There is no counting of prototypes, numbers of graduates, etc. Progress is never measured by numbers of activities, efforts, or ‘named prototypes’. We ensure corporate hotshots don’t get the chance to add together activities across research units. We disallow reporting of ‘named prototypes’ of any kind: it’s a condition of the franchise agreement.

‘Not a numbers game’ means we are much more creative in financing, for example taking advantage of the 30-70 rule. Corporate finance officers are loath to large swings in expenses: they are much more open to changes in the composition of near-cash accounts (i.e., swings between cash and investments).

There are no metrics in R&D (as commonly understood). We cannot come up with numeric generalizations for creativity. There are no units of output per day for inspiration. There are no incorruptible measures for passion or enthusiasm. World Class R&D is a metrics-free zone. We eschew them within our research units. We eschew them in our measurement of progress for our research units. There is no commonality across research units beyond our subjective (comparative) assessment of achievements in the 5 P’s. And as we’ve seen, even our subjective assessments eschew generalization: our Independent Evaluators are on-the-ground and under-the-hood. Assessments are scrupulously personalized: we focus on the particular.

We do measure ourselves quantitatively in our quest for continuous improvement: how much better did we do vis-à-vis last period’s results. For example, we seek a steady increase in sub-blockbuster products to maintain and grow commercial operations+. This is the responsibility of each research unit. We never plan for one unit to cover slack in another. We collectively strive to grow the franchise, the number of research units, but there is no fixed growth rate. Each research unit is responsible for growing the value of its sub blockbuster products moved into commercial, on a period-to-period basis.

Quants inadmissible. They’re everywhere. They pop up frequently in R&D organizations, and in corporate denizens who oversee R&D. It’s hardwired in the psyche of many individuals – the more we quantify, the less effort we need to expend to understand the particulars of an investment. This may be permissible for highly repetitive activities like manufacturing, finance, etc. It’s completely unacceptable for creative activities like R&D. No value is added to our analysis of progress by using quantitative techniques, and much harm is done. Instead we look at each research unit as a stand-alone investment, independent from any other investment we may have made. If any investment still makes sense, then we continue to fund it. This is independent of any portfolio or consolidated view across all our investments.

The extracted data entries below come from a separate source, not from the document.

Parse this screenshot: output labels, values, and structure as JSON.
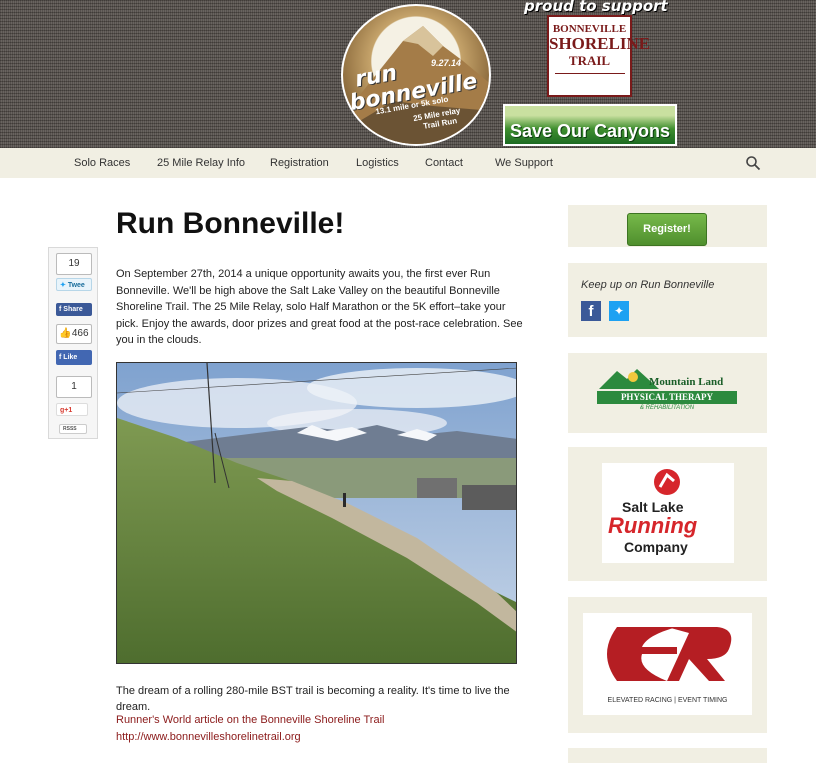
{
  "header": {
    "logo": {
      "date": "9.27.14",
      "run": "run",
      "name": "bonneville",
      "line1": "13.1 mile or 5k solo",
      "line2": "25 Mile relay",
      "line3": "Trail Run"
    },
    "proud_text": "proud to support",
    "bst": {
      "l1": "BONNEVILLE",
      "l2": "SHORELINE",
      "l3": "TRAIL"
    },
    "soc": "Save Our Canyons"
  },
  "nav": {
    "items": [
      "Solo Races",
      "25 Mile Relay Info",
      "Registration",
      "Logistics",
      "Contact",
      "We Support"
    ],
    "search_icon": "search-icon"
  },
  "share": {
    "tweet_count": "19",
    "tweet_label": "Twee",
    "fb_share_label": "Share",
    "like_count": "466",
    "like_label": "Like",
    "gplus_count": "1",
    "gplus_label": "+1",
    "rss_label": "RSSS"
  },
  "main": {
    "title": "Run Bonneville!",
    "intro": "On September 27th, 2014 a unique opportunity awaits you, the first ever Run Bonneville. We'll be high above the Salt Lake Valley on the beautiful Bonneville Shoreline Trail. The 25 Mile Relay, solo Half Marathon or the 5K effort–take your pick. Enjoy the awards, door prizes and great food at the post-race celebration. See you in the clouds.",
    "dream": "The dream of a rolling 280-mile BST trail is becoming a reality. It's time to live the dream.",
    "link1": "Runner's World article on the Bonneville Shoreline Trail",
    "link2": "http://www.bonnevilleshorelinetrail.org"
  },
  "sidebar": {
    "register_label": "Register!",
    "keep_up": "Keep up on Run Bonneville",
    "sponsors": {
      "mountain_land": {
        "name": "Mountain Land",
        "sub": "PHYSICAL THERAPY",
        "sub2": "& REHABILITATION"
      },
      "slrc": {
        "l1": "Salt Lake",
        "l2": "Running",
        "l3": "Company"
      },
      "er": {
        "caption": "ELEVATED RACING | EVENT TIMING"
      }
    }
  },
  "colors": {
    "nav_bg": "#f1efe3",
    "link": "#8b1a1a",
    "register_green": "#5a9a35",
    "facebook": "#3b5998",
    "twitter": "#1da1f2"
  }
}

Numbers are few and far between in our progress assessments and in our decisions to continue funding of a research unit. We rely on the professionalism and independence of our evaluators on-the-ground. We structure the incentives of all involved so they are self-motivated to report progress reliably, and to self-report when the investment is no longer viable. This is a very personalized approach to progress assessments: one that seeks to preserve the passions and enthusiasms of those being measured, while simultaneously reassuring the funding agent that his or her funds are being used judiciously.